I have a lot of opinions about reality TV. I tend to avoid it as a general rule, not because I don't like it, but because I believe that allowing producers to profit from more cheaply produced reality shows could have dramatic implications for Australia's creative industries. Simply put, if the bosses in an underfunded industry realise that people will volunteer to be exploited on camera for free (or the mere chance of a prize) and that they don't have to go through the added expense of hiring writers, actors etc, they won't hire those people. Which, if it goes on for long enough, means no more jobs for writers and actors in Australian television, and no more original content for viewers of Australian television. Bad.
But recently I've noticed another side effect of those few, unavoidable viewings of shows like Australian Idol, Search for a Supermodel and all those other talent contest type things. In years past when I looked in the mirror and decided that I looked at least passable enough to go the pub, I believed it. When someone told me I had given a good performance, I believed them. But at some point I noticed that hey... those hideous creatures who audition for the modelling shows think they look good too...
At first, I shrugged off the idea. Those girls were deluded enough to slather on the facepaint and waltz right on to the set of a modelling show. Those bitches be trippin' right down the catwalk of crazy. I'm not going to go out and do anything like that, I don't need to worry myself with this kind of insecurity.
But then I noticed (it was on in the background, yeah?) just how many people on the reality shows live in a reality completely removed from anyone else's. Even the ones who don't seem overtly crazy (but not overtly talented either) have completely inflated ideas of their own abilities.
And then, through the wonders of television, you meet their family and it all makes sense.

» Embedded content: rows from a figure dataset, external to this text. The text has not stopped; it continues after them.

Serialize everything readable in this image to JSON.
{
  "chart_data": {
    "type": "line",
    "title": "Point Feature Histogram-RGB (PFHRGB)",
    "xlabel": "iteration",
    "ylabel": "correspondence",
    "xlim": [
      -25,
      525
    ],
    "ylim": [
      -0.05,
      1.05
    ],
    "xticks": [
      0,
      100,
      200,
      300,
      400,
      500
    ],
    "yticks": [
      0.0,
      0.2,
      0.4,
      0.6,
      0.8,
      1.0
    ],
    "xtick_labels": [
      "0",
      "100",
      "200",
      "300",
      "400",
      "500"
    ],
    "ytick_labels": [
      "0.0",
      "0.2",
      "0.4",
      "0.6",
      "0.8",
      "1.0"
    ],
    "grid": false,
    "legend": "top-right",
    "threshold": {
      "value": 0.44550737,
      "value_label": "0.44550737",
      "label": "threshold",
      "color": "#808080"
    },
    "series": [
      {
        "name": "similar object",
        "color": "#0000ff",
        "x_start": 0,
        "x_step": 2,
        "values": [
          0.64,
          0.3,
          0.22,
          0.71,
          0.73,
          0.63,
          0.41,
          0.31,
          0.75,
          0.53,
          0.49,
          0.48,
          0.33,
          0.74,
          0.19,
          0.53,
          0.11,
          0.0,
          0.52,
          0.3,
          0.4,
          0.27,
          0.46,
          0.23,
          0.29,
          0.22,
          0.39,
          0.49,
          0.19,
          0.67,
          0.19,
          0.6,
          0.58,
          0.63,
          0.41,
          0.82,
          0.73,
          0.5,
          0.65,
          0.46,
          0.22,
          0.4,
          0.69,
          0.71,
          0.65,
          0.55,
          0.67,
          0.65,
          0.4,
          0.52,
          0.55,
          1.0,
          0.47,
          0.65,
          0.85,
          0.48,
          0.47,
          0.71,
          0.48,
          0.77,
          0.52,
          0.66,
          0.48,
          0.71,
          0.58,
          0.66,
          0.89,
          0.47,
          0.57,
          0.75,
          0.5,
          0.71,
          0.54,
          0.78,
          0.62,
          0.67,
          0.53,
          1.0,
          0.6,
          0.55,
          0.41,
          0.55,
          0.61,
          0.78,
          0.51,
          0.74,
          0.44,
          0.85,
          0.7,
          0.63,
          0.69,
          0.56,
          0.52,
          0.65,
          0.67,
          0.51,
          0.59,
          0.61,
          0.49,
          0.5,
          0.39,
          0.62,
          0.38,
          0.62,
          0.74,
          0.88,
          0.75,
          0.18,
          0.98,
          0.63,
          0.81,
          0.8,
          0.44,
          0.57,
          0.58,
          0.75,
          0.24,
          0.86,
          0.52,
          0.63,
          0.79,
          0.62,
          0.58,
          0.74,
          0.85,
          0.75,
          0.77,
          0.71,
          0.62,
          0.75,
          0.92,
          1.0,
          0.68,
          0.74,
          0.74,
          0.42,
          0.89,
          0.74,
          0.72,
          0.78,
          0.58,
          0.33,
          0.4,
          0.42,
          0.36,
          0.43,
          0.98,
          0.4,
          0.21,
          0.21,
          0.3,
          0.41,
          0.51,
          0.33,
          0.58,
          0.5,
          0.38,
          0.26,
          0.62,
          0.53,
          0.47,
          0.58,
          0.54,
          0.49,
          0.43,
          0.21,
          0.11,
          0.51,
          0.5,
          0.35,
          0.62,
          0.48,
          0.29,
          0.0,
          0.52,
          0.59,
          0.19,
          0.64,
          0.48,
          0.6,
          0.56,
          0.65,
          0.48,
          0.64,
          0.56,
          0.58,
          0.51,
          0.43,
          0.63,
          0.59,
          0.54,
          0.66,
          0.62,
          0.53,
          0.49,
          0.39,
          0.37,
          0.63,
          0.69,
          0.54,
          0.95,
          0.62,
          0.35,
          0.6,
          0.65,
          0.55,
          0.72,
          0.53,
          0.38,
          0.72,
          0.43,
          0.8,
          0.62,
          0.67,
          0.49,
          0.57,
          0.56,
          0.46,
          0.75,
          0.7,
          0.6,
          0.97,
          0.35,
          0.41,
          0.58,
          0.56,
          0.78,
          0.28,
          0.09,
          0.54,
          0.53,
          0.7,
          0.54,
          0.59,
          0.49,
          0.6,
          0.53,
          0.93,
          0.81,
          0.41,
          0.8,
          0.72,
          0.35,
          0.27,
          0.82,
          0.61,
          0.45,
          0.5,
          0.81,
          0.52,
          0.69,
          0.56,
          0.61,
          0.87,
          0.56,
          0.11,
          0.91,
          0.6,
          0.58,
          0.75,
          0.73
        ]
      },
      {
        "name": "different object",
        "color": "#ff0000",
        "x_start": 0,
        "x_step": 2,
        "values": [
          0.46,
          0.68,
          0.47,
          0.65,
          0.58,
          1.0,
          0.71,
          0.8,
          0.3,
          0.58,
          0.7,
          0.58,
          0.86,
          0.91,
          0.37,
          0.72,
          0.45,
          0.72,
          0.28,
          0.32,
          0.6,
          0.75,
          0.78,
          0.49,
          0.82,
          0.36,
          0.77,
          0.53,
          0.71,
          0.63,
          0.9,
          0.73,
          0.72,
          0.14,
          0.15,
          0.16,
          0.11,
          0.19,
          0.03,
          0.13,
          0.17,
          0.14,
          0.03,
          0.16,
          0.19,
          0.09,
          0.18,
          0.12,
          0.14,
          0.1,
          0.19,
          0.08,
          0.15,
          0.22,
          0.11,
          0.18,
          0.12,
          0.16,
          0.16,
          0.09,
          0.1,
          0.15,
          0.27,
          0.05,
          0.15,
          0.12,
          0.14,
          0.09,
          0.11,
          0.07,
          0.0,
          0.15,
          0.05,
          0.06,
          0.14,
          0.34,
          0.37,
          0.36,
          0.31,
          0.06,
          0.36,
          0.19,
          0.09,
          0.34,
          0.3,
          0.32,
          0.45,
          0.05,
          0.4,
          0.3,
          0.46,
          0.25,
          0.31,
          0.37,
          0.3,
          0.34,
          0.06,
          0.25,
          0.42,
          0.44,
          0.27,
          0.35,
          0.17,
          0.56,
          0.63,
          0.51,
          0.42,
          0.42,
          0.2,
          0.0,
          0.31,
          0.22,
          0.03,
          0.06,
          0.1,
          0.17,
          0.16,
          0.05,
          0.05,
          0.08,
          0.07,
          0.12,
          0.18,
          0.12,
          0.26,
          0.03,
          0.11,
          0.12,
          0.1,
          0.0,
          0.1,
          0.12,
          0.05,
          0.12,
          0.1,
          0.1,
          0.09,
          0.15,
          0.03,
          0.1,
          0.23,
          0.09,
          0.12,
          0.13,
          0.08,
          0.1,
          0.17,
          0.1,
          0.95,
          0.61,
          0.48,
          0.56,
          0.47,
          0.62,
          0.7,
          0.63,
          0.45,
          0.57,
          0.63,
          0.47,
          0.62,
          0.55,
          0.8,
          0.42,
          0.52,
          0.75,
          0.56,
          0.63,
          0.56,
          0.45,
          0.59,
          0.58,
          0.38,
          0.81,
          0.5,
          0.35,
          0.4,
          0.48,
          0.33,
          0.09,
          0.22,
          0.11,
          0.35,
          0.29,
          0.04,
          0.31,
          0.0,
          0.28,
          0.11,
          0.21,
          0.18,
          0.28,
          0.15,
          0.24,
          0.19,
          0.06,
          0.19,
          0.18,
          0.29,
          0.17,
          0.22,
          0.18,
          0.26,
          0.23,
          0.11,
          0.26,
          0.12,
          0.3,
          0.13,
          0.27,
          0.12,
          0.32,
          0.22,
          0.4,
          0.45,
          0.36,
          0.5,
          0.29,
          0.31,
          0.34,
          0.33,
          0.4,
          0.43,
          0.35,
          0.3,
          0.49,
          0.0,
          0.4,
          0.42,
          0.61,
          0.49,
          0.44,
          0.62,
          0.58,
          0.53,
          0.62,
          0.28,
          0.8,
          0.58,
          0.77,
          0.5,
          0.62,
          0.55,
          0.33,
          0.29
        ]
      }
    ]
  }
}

If you've ever watched the earlier auditions on any of the 'Idol' shows, which you have because of course you have, you might have noticed that even the most tuneless, tone-deaf, singing suckhole seems to have at least four or five people around them to tell them that they truly are an amazing singer, that they're going to take the world by storm. These people are liars.
Don't get me wrong, they are well-intentioned liars. They've been brought up learning that a white lie is just dandy when it boosts someone's self-esteem, that self-esteem is always to be right at it's highest possible point, and that encouragement is something you are obliged to give someone. Plus, they like seeing the people they care about feel good about themselves. That's understandable. They think they're doing their friend/child/student the biggest of favours in sending them out into the world with confidence.
Of course it all becomes clear when the aspiring performer steps, alone, into the judges' arena and their whole world comes crashing down around them. They now have the word of industry experts that they can't sing to save their life, and the video footage (often screened repeatedly) to prove it. Not only do they have to deal with the fact that they are hopeless in the one area they've always been led to believe they are uniquely talented in, but they also have to deal with the knowledge that the people they care most about in the world lied to them. And that those lies eventually led to them being humiliated on national TV. You can see why so many of them prefer to cling to their delusions.
People seem to have this idea that 'encouragement' equals blind praise. In my amateur theatre days, nothing annoyed me more than the way praise and compliments were little more than social commodities. One person would get up to demonstrate their performance and the rest would clap and cheer, tell them they were brilliant, with the promise that if they replied enthusiastically enough, they too would receive the same treatment. Everybody likes to be told they're brilliant, none more so than amateur actors. The problem with this system presented itself if you happened to be the type of person who actually wants constructive criticism. How can you improve your performance if no-one will even tell you it wasn't your best yet? Believing that you have nothing to improve means that you don't work on it and, in extreme cases, leads to the kind of delusion you see every season of any given reality show.
So now I'm in a complicated position where I can no longer truly believe that a compliment is genuine. Did that person really like my singing, or do they just want a compliment in return? Do I really look nice, or is that person just telling me what they think I want to hear? Does it really require the risk of national humiliation (or at least smaller scale humiliation) to know if you really are good at something?
Welcome to the world of limitless insecurities, friends. I'm sure you will make yourself at home.
- Smackie Onassis, who assures you she is not fishing for compliments.